Пабло наклоняет голову, и Уотербери впервые видит, как всегда беспечное лицо друга омрачается беспокойством. «Ты здорово вляпался, Hermano[80]».
«Как это понять?»
«Пелегрини крупная фигура. Его службой безопасности руководят бывшие палачи времен диктатуры. У него масса сомнительных предприятий. Не связывайся с ним».
«Я уже связался. Пабло! У меня контракт на двести тысяч долларов. Мы можем прожить на них четыре года. Это дает мне время написать настоящую книгу».
«Пожалуйста, не ставь себя…»
«Но я же всего-навсего романист! Что может быть бесполезнее и безобиднее, чем это? Ему нечего бояться меня!»
«Дело не в том, что ты такое, а в том, что он думает по поводу того, что ты такое есть. Скажу тебе больше, заигрывать с чьими-то женами здесь, в Аргентине, всегда опасное занятие. У нас не та культура, когда двое мужчин встречаются, пожимают друг другу руки и беседуют на философские темы».
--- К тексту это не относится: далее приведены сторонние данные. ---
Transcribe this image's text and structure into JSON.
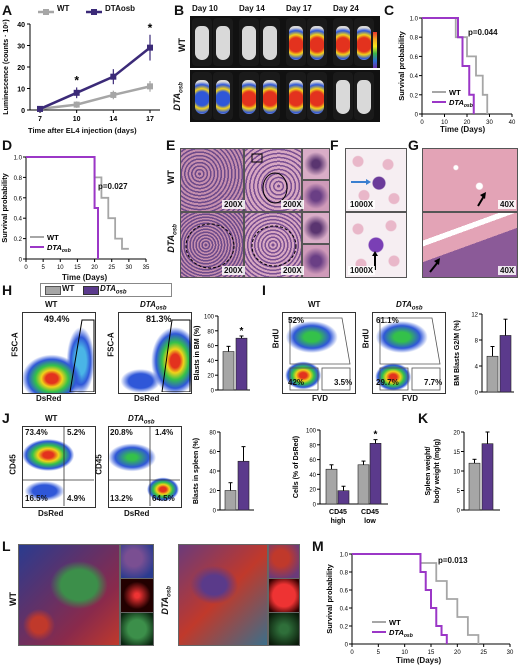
{
  "panels": {
    "A": "A",
    "B": "B",
    "C": "C",
    "D": "D",
    "E": "E",
    "F": "F",
    "G": "G",
    "H": "H",
    "I": "I",
    "J": "J",
    "K": "K",
    "L": "L",
    "M": "M"
  },
  "legend": {
    "wt": "WT",
    "dta": "DTAosb",
    "dta_base": "DTA",
    "dta_sub": "osb"
  },
  "colors": {
    "wt": "#a6a6a6",
    "dta": "#5b3a8c",
    "dta_bright": "#9b37c7",
    "histo": "#c98fb0"
  },
  "panel_a": {
    "ylabel": "Luminescence (counts · 10⁶)",
    "xlabel": "Time after EL4 injection (days)",
    "star": "*",
    "chart_data": {
      "type": "line",
      "categories": [
        "7",
        "10",
        "14",
        "17"
      ],
      "ylim": [
        0,
        40
      ],
      "yticks": [
        "0",
        "10",
        "20",
        "30",
        "40"
      ],
      "series": [
        {
          "name": "WT",
          "values": [
            0.5,
            2.5,
            7,
            11
          ],
          "errors": [
            0.3,
            1.5,
            2,
            2.5
          ]
        },
        {
          "name": "DTAosb",
          "values": [
            0.5,
            8,
            15.5,
            29
          ],
          "errors": [
            0.3,
            2.5,
            3.5,
            6
          ]
        }
      ],
      "annotations": [
        "*",
        "*"
      ]
    }
  },
  "panel_b": {
    "days": [
      "Day 10",
      "Day 14",
      "Day 17",
      "Day 24"
    ],
    "row_wt": "WT",
    "row_dta": "DTAosb"
  },
  "panel_c": {
    "pvalue": "p=0.044",
    "ylabel": "Survival probability",
    "xlabel": "Time (Days)",
    "chart_data": {
      "type": "line",
      "xticks": [
        "0",
        "10",
        "20",
        "30",
        "40"
      ],
      "yticks": [
        "0",
        "0.2",
        "0.4",
        "0.6",
        "0.8",
        "1.0"
      ],
      "xlim": [
        0,
        40
      ],
      "ylim": [
        0,
        1
      ],
      "series": [
        {
          "name": "WT",
          "x": [
            0,
            15,
            15,
            20,
            20,
            24,
            24,
            27,
            27,
            29,
            29
          ],
          "y": [
            1,
            1,
            0.8,
            0.8,
            0.6,
            0.6,
            0.4,
            0.4,
            0.2,
            0.2,
            0
          ]
        },
        {
          "name": "DTAosb",
          "x": [
            0,
            16,
            16,
            18,
            18,
            21,
            21,
            23,
            23
          ],
          "y": [
            1,
            1,
            0.8,
            0.8,
            0.5,
            0.5,
            0.2,
            0.2,
            0
          ]
        }
      ]
    }
  },
  "panel_d": {
    "pvalue": "p=0.027",
    "ylabel": "Survival probability",
    "xlabel": "Time (Days)",
    "chart_data": {
      "type": "line",
      "xticks": [
        "0",
        "5",
        "10",
        "15",
        "20",
        "25",
        "30",
        "35"
      ],
      "yticks": [
        "0",
        "0.2",
        "0.4",
        "0.6",
        "0.8",
        "1.0"
      ],
      "xlim": [
        0,
        35
      ],
      "ylim": [
        0,
        1
      ],
      "series": [
        {
          "name": "WT",
          "x": [
            0,
            20,
            20,
            22,
            22,
            24,
            24,
            26,
            26,
            28,
            28,
            30
          ],
          "y": [
            1,
            1,
            0.8,
            0.8,
            0.6,
            0.6,
            0.4,
            0.4,
            0.2,
            0.2,
            0.1,
            0.1
          ]
        },
        {
          "name": "DTAosb",
          "x": [
            0,
            20,
            20,
            21,
            21
          ],
          "y": [
            1,
            1,
            0.5,
            0.5,
            0
          ]
        }
      ]
    }
  },
  "panel_e": {
    "row_wt": "WT",
    "row_dta": "DTAosb",
    "mag": "200X"
  },
  "panel_f": {
    "mag": "1000X"
  },
  "panel_g": {
    "mag": "40X"
  },
  "panel_h": {
    "wt_title": "WT",
    "dta_title": "DTAosb",
    "wt_pct": "49.4%",
    "dta_pct": "81.3%",
    "yaxis": "FSC-A",
    "xaxis": "DsRed",
    "bar_ylabel": "Blasts in BM (%)",
    "star": "*",
    "chart_data": {
      "type": "bar",
      "categories": [
        "WT",
        "DTAosb"
      ],
      "values": [
        52,
        70
      ],
      "errors": [
        7,
        3
      ],
      "ylim": [
        0,
        100
      ],
      "yticks": [
        "0",
        "20",
        "40",
        "60",
        "80",
        "100"
      ]
    }
  },
  "panel_i": {
    "wt_title": "WT",
    "dta_title": "DTAosb",
    "wt_top": "52%",
    "wt_bl": "42%",
    "wt_br": "3.5%",
    "dta_top": "61.1%",
    "dta_bl": "29.7%",
    "dta_br": "7.7%",
    "yaxis": "BrdU",
    "xaxis": "FVD",
    "bar_ylabel": "BM Blasts G2/M (%)",
    "chart_data": {
      "type": "bar",
      "categories": [
        "WT",
        "DTAosb"
      ],
      "values": [
        5.5,
        8.7
      ],
      "errors": [
        1.5,
        2.5
      ],
      "ylim": [
        0,
        12
      ],
      "yticks": [
        "0",
        "4",
        "8",
        "12"
      ]
    }
  },
  "panel_j": {
    "wt_title": "WT",
    "dta_title": "DTAosb",
    "wt_tl": "73.4%",
    "wt_tr": "5.2%",
    "wt_bl": "16.5%",
    "wt_br": "4.9%",
    "dta_tl": "20.8%",
    "dta_tr": "1.4%",
    "dta_bl": "13.2%",
    "dta_br": "64.5%",
    "yaxis": "CD45",
    "xaxis": "DsRed",
    "bar1_ylabel": "Blasts in spleen (%)",
    "bar2_ylabel": "Cells (% of DsRed)",
    "group1": "CD45\nhigh",
    "group2": "CD45\nlow",
    "group1_l1": "CD45",
    "group1_l2": "high",
    "group2_l1": "CD45",
    "group2_l2": "low",
    "star": "*",
    "chart_data": [
      {
        "type": "bar",
        "categories": [
          "WT",
          "DTAosb"
        ],
        "values": [
          20,
          50
        ],
        "errors": [
          8,
          15
        ],
        "ylim": [
          0,
          80
        ],
        "yticks": [
          "0",
          "20",
          "40",
          "60",
          "80"
        ]
      },
      {
        "type": "bar",
        "categories": [
          "CD45 high",
          "CD45 low"
        ],
        "series": [
          {
            "name": "WT",
            "values": [
              47,
              53
            ]
          },
          {
            "name": "DTAosb",
            "values": [
              18,
              82
            ]
          }
        ],
        "errors": [
          [
            6,
            5
          ],
          [
            6,
            5
          ]
        ],
        "ylim": [
          0,
          100
        ],
        "yticks": [
          "0",
          "20",
          "40",
          "60",
          "80",
          "100"
        ]
      }
    ]
  },
  "panel_k": {
    "ylabel": "Spleen weight/ body weight (mg/g)",
    "ylabel_l1": "Spleen weight/",
    "ylabel_l2": "body weight (mg/g)",
    "chart_data": {
      "type": "bar",
      "categories": [
        "WT",
        "DTAosb"
      ],
      "values": [
        12,
        17
      ],
      "errors": [
        1,
        3
      ],
      "ylim": [
        0,
        20
      ],
      "yticks": [
        "0",
        "5",
        "10",
        "15",
        "20"
      ]
    }
  },
  "panel_l": {
    "row_wt": "WT",
    "row_dta": "DTAosb"
  },
  "panel_m": {
    "pvalue": "p=0.013",
    "ylabel": "Survival probability",
    "xlabel": "Time (Days)",
    "chart_data": {
      "type": "line",
      "xticks": [
        "0",
        "5",
        "10",
        "15",
        "20",
        "25",
        "30"
      ],
      "yticks": [
        "0",
        "0.2",
        "0.4",
        "0.6",
        "0.8",
        "1.0"
      ],
      "xlim": [
        0,
        30
      ],
      "ylim": [
        0,
        1
      ],
      "series": [
        {
          "name": "WT",
          "x": [
            0,
            13,
            13,
            16,
            16,
            18,
            18,
            20,
            20,
            22,
            22,
            24,
            24
          ],
          "y": [
            1,
            1,
            0.9,
            0.9,
            0.7,
            0.7,
            0.5,
            0.5,
            0.3,
            0.3,
            0.1,
            0.1,
            0
          ]
        },
        {
          "name": "DTAosb",
          "x": [
            0,
            13,
            13,
            14,
            14,
            15,
            15,
            16,
            16,
            17,
            17,
            18,
            18
          ],
          "y": [
            1,
            1,
            0.8,
            0.8,
            0.6,
            0.6,
            0.4,
            0.4,
            0.2,
            0.2,
            0.1,
            0.1,
            0
          ]
        }
      ]
    }
  }
}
«Не будь смешным. У меня жена!» Даже для самого Уотербери его собственное возражение кажется слабоватым. Интересно, знает ли Пабло о его продолжающейся дружбе с Поле́.
«Хорошо, хорошо! Тебе нечего убеждать меня. Но будь осторожен, Роберт. – Он кашлянул. – И еще одно, так, мелочь. Лучше в этот офис больше не приходи. С этого момента будем встречаться в других местах».
«Что это значит?»
Его друг выражается очень осторожно: «Роберт, скажу тебе как друг и абсолютно конфиденциально. Дело вот в чем. Отношения между „Групо АмиБанк“ и Пелегрини сейчас несколько напряженные. Интересы „Групо“ и интересы Пелегрини в настоящее время сталкиваются. Если Пелегрини увидит, что ты бываешь здесь и встречаешься со мной, знаешь, у него может зародиться неверное представление… – Он всплескивает руками, показывая, что тема закрыта. – Лучше не нужно, Роберт, советую тебе…»
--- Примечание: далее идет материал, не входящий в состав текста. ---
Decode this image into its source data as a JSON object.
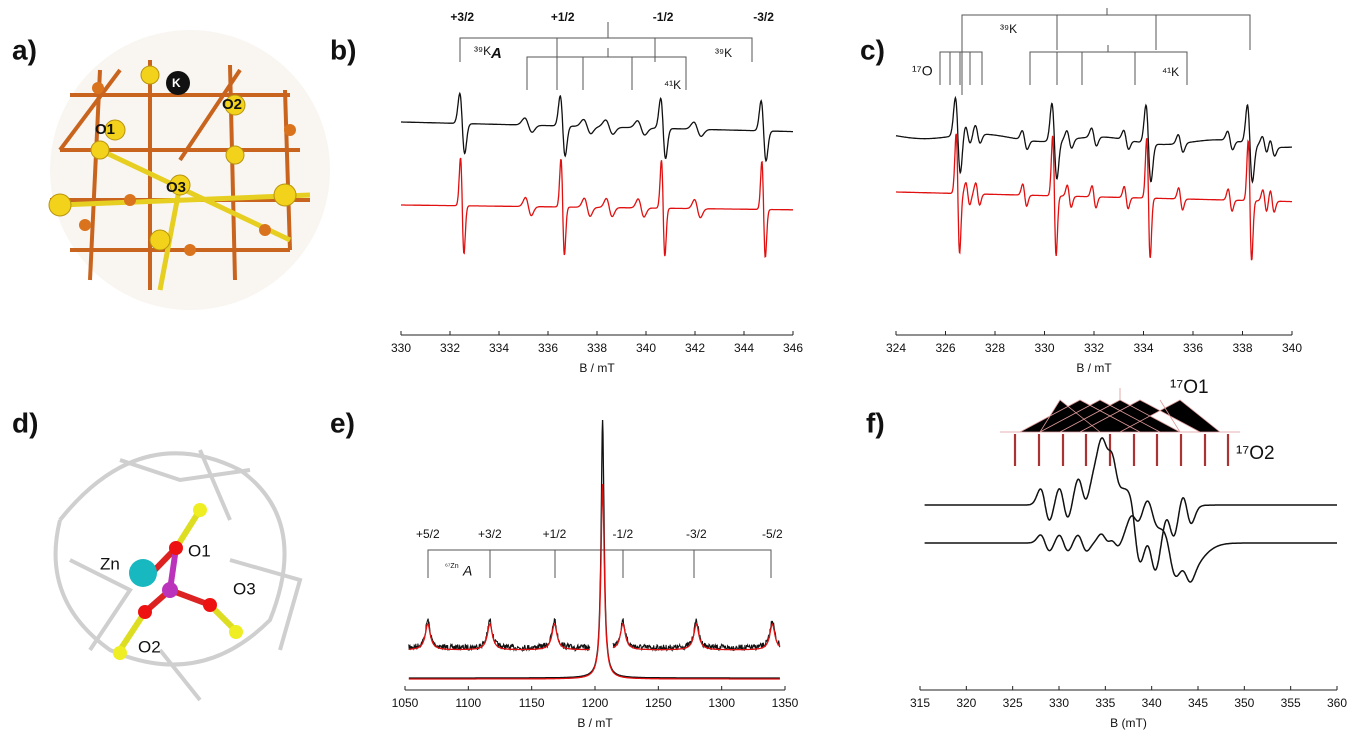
{
  "figure": {
    "a": {
      "label": "a)",
      "atoms": [
        "K",
        "O1",
        "O2",
        "O3"
      ]
    },
    "b": {
      "label": "b)",
      "xlabel": "B / mT",
      "xlim": [
        330,
        346
      ],
      "xticks": [
        330,
        332,
        334,
        336,
        338,
        340,
        342,
        344,
        346
      ],
      "transitions": [
        "+3/2",
        "+1/2",
        "-1/2",
        "-3/2"
      ],
      "peaks": [
        332.5,
        336.6,
        340.7,
        344.8
      ],
      "minor_peaks": [
        335.2,
        337.6,
        338.5,
        339.8,
        342.1
      ],
      "annotations": [
        "³⁹K",
        "A",
        "⁴¹K",
        "³⁹K"
      ]
    },
    "c": {
      "label": "c)",
      "xlabel": "B / mT",
      "xlim": [
        324,
        340
      ],
      "xticks": [
        324,
        326,
        328,
        330,
        332,
        334,
        336,
        338,
        340
      ],
      "peaks": [
        326.5,
        330.4,
        334.2,
        338.3
      ],
      "minor_peaks": [
        326.9,
        327.3,
        329.2,
        331.0,
        332.0,
        333.3,
        335.5,
        337.5,
        338.9,
        339.2
      ],
      "annotations": [
        "¹⁷O",
        "³⁹K",
        "⁴¹K"
      ]
    },
    "d": {
      "label": "d)",
      "atoms": [
        "Zn",
        "O1",
        "O2",
        "O3"
      ]
    },
    "e": {
      "label": "e)",
      "xlabel": "B / mT",
      "xlim": [
        1050,
        1350
      ],
      "xticks": [
        1050,
        1100,
        1150,
        1200,
        1250,
        1300,
        1350
      ],
      "transitions": [
        "+5/2",
        "+3/2",
        "+1/2",
        "-1/2",
        "-3/2",
        "-5/2"
      ],
      "peaks": [
        1068,
        1117,
        1168,
        1222,
        1280,
        1340
      ],
      "central_peak": 1206,
      "annotations": [
        "⁶⁷Zn",
        "A"
      ]
    },
    "f": {
      "label": "f)",
      "xlabel": "B (mT)",
      "xlim": [
        315,
        360
      ],
      "xticks": [
        315,
        320,
        325,
        330,
        335,
        340,
        345,
        350,
        355,
        360
      ],
      "peaks": [
        328.5,
        330.5,
        332.5,
        335,
        336,
        338.2,
        340,
        342,
        343.8
      ],
      "annotations": [
        "¹⁷O1",
        "¹⁷O2"
      ]
    }
  }
}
Фабиан не закончил предложения, потому что раздался сигнал мобильного телефона Фортунато. Комиссар вынул его из кармана:
– Фортунато.
Голос Шефа гремел сквозь маленькие отверстия в трубке:
– Мигелито! Как дела, querido? Звоню, чтобы убедиться, что сеньора доктор отбыла довольной. Ты дал ей благодарственное письмо?
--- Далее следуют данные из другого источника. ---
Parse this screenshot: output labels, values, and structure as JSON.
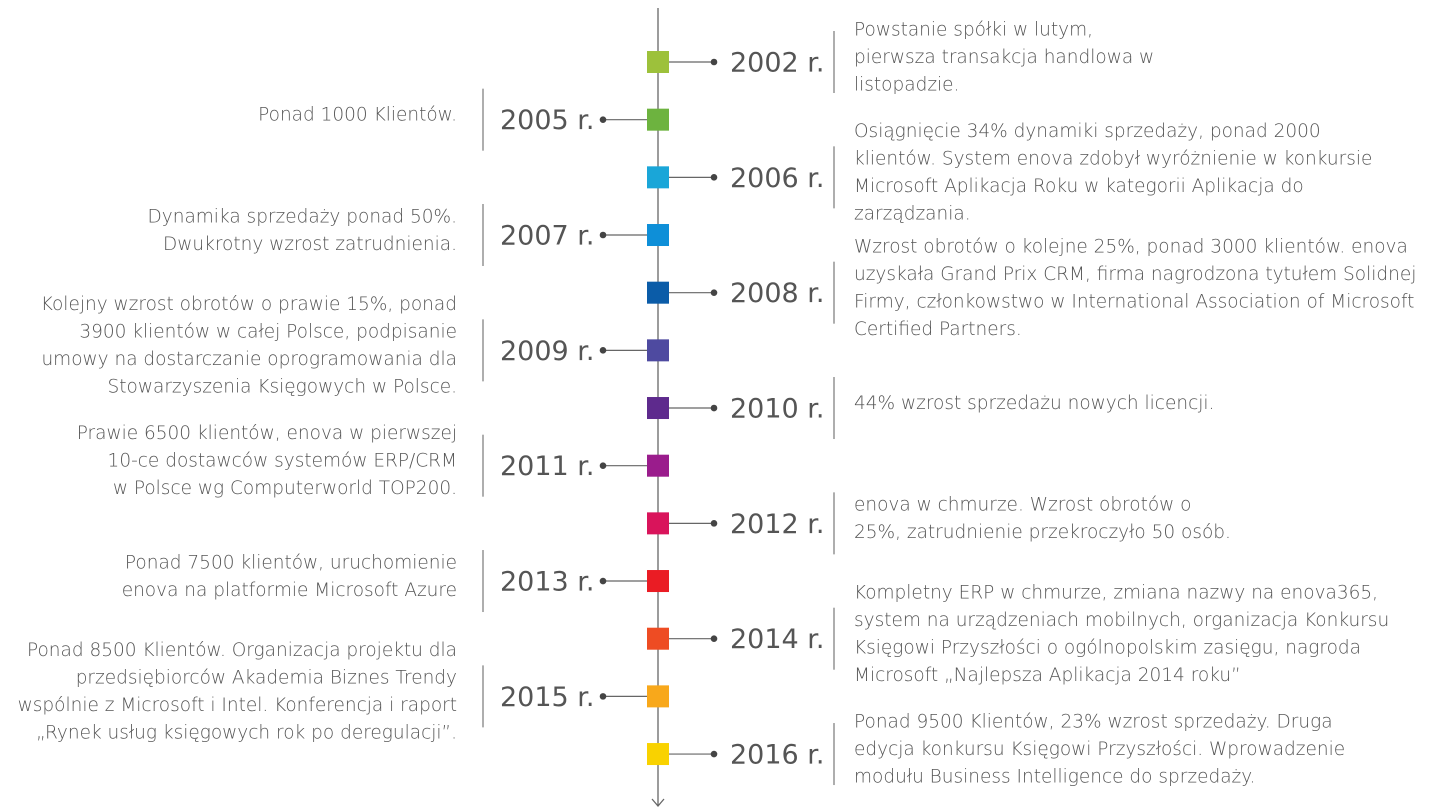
{
  "timeline": {
    "events": [
      {
        "year": "2002 r.",
        "side": "right",
        "color": "#9dc13b",
        "lines": [
          "Powstanie spółki w lutym,",
          "pierwsza transakcja handlowa w",
          "listopadzie."
        ]
      },
      {
        "year": "2005 r.",
        "side": "left",
        "color": "#6db33f",
        "lines": [
          "Ponad 1000 Klientów."
        ]
      },
      {
        "year": "2006 r.",
        "side": "right",
        "color": "#1aa6d8",
        "lines": [
          "Osiągnięcie 34% dynamiki sprzedaży, ponad 2000",
          "klientów. System enova zdobył wyróżnienie w konkursie",
          "Microsoft Aplikacja Roku w kategorii Aplikacja do",
          "zarządzania."
        ]
      },
      {
        "year": "2007 r.",
        "side": "left",
        "color": "#0e8fd8",
        "lines": [
          "Dynamika sprzedaży ponad 50%.",
          "Dwukrotny wzrost zatrudnienia."
        ]
      },
      {
        "year": "2008 r.",
        "side": "right",
        "color": "#0b5ca8",
        "lines": [
          "Wzrost obrotów o kolejne 25%, ponad 3000 klientów. enova",
          "uzyskała Grand Prix CRM, firma nagrodzona tytułem Solidnej",
          "Firmy, członkowstwo w International Association of Microsoft",
          "Certified Partners."
        ]
      },
      {
        "year": "2009 r.",
        "side": "left",
        "color": "#4e4aa0",
        "lines": [
          "Kolejny wzrost obrotów o prawie 15%, ponad",
          "3900 klientów w całej Polsce, podpisanie",
          "umowy na dostarczanie oprogramowania dla",
          "Stowarzyszenia Księgowych w Polsce."
        ]
      },
      {
        "year": "2010 r.",
        "side": "right",
        "color": "#5e2a8d",
        "lines": [
          "44% wzrost sprzedażu nowych licencji."
        ]
      },
      {
        "year": "2011 r.",
        "side": "left",
        "color": "#9a1c8c",
        "lines": [
          "Prawie 6500 klientów, enova w pierwszej",
          "10-ce dostawców  systemów ERP/CRM",
          "w Polsce wg Computerworld TOP200."
        ]
      },
      {
        "year": "2012 r.",
        "side": "right",
        "color": "#d9145b",
        "lines": [
          "enova w chmurze. Wzrost obrotów o",
          "25%, zatrudnienie przekroczyło 50 osób."
        ]
      },
      {
        "year": "2013 r.",
        "side": "left",
        "color": "#ea1c24",
        "lines": [
          "Ponad 7500 klientów, uruchomienie",
          "enova na platformie Microsoft Azure"
        ]
      },
      {
        "year": "2014 r.",
        "side": "right",
        "color": "#ee4c23",
        "lines": [
          "Kompletny ERP w chmurze, zmiana nazwy na enova365,",
          "system na urządzeniach mobilnych, organizacja Konkursu",
          "Księgowi Przyszłości o ogólnopolskim zasięgu, nagroda",
          "Microsoft „Najlepsza Aplikacja 2014 roku”"
        ]
      },
      {
        "year": "2015 r.",
        "side": "left",
        "color": "#f8a81b",
        "lines": [
          "Ponad 8500 Klientów. Organizacja projektu dla",
          "przedsiębiorców Akademia Biznes Trendy",
          "wspólnie z Microsoft i Intel. Konferencja i raport",
          "„Rynek usług księgowych rok po deregulacji”."
        ]
      },
      {
        "year": "2016 r.",
        "side": "right",
        "color": "#f9d200",
        "lines": [
          "Ponad 9500 Klientów, 23% wzrost sprzedaży. Druga",
          "edycja konkursu Księgowi Przyszłości. Wprowadzenie",
          "modułu Business Intelligence do sprzedaży."
        ]
      }
    ]
  }
}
Фортунато чувствовал, что Фабиан и Афина пытаются догадаться, о чем звонок.
– Нет.
Голос Шефа прозвучал удивленно:
– Ты забыл дать ей благодарственное письмо? Что случилось, Мигель? Теперь придется посылать его по почте.
– Послушай, в данный момент это немного неудобно. У меня встреча с инспектором Диасом и коллегой из Соединенных Штатов, доктором Фаулер. Вопрос очень важный. Я перезвоню позже. – Фортунато переждал несколько секунд, потом довольным тоном сказал: – Прекрасно! – И выключил телефон. Собеседникам он с надутым видом бросил: – Продолжаем.
Но Фабиан вместо этого встал из-за стола и, проговорив: «С вашего позволения», посмотрел вглубь ресторана. Мочевой пузырь Фортунато уже некоторое время напоминал о своем существовании, но он терпел, потому что не хотел оставлять Фабиана один на один с Афиной. Теперь он тоже встал и пошел за Фабианом в туалет. Это была ошибка. Маленький туалет был полон народу, и ему не оставалось ничего другого, как, ожидая своей очереди, говорить в затылок Фабиану. Фортунато видел перед собой попугайского зеленого цвета рубашку, ее воротничок тонул в каскаде светлых кудрей. Если хочешь совершить убийство, в этом положении его очень легко обставить, только возникнут трудности с алиби или с путем побега с места убийства. Пока еще рано говорить, нападает на него Фабиан или поддерживает и, вообще, знает ли он о том, что Фортунато убил того человека. Никакой уверенности в отношении ответа на этот вопрос не было.
– Поздравляю, Фабиан. Не знаю, сколько в твоем рассказе истины, но с точки зрения кино определенно получается очень хорошо.